Herring gull eggs have been found to be contaminated with chemical additives used in plastic production, researchers said.

A study looked for evidence of phthalates – a group of chemicals added to plastics to keep them flexible – in newly laid herring gull eggs.

The research by the universities of Exeter and Queensland found up to six types of phthalate per egg.

The chemicals function as pro-oxidants – potentially causing oxidative stress that can damage cells.

Professor Jon Blount, of the Centre for Ecology and Conservation at the University of Exeter’s Penryn Campus in Cornwall, said: “Herring gull mothers pass on vital nutrients to their offspring via their eggs.

“This includes lipids that nourish developing embryos, and vitamin E, which helps to protect chicks from oxidative stress that can occur during development and at hatching.

“Unfortunately, our findings suggest that mothers are inadvertently passing on phthalates and products of lipid damage – and eggs with higher phthalate contamination also contained greater amounts of lipid damage and less vitamin E.”

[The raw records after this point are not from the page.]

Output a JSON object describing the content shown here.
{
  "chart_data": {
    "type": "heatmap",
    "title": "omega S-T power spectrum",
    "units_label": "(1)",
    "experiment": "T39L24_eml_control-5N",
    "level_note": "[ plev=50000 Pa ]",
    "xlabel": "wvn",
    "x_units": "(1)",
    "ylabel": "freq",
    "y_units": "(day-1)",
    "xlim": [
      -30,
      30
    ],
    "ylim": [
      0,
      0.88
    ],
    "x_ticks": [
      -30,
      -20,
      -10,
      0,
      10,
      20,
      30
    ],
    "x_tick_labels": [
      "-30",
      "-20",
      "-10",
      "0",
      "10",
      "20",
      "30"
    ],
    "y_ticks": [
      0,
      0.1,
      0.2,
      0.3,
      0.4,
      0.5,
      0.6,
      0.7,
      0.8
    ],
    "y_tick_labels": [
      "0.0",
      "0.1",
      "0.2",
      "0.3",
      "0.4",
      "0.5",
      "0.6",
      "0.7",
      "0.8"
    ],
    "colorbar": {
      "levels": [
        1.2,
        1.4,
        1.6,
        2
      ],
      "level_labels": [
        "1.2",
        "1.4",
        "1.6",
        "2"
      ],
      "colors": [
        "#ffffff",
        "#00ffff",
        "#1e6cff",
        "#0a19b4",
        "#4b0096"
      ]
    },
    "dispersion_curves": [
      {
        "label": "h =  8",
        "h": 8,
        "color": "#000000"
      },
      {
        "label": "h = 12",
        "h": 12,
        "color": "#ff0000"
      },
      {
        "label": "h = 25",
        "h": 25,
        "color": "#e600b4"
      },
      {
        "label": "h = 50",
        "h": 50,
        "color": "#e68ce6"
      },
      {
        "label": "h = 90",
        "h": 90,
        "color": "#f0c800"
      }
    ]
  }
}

The researchers say the impact of their findings on developing chicks is not yet known, and further research is needed.

They collected 13 herring gulls eggs from sites in Cornwall and all 13 were found to contain phthalates.

Phthalates – which are used in most plastic products and readily leech out – can build up in living organisms by becoming concentrated in fatty tissues.

While the study does not show where the gulls acquired the phthalates, they have been previously found in species preyed on by herring gulls, and the birds are known to swallow plastic.

Prof Blount said: “Research on the impact of plastic on animals has largely focused on entanglement and ingestion of plastic fragments.

“Far less is known about the impacts of plastic additives on the body.

“By testing eggs, our study gives us a snapshot of the mother’s health – and it appears phthalate contamination could be associated with increased oxidative stress, and mothers transfer this cost to their offspring via the egg.

“More research is now needed to discover how developing offspring are affected by being exposed to phthalates before they have even emerged as a hatchling.”

The study received an initiator grant from QUEX, and is published in the journal Marine Pollution Bulletin.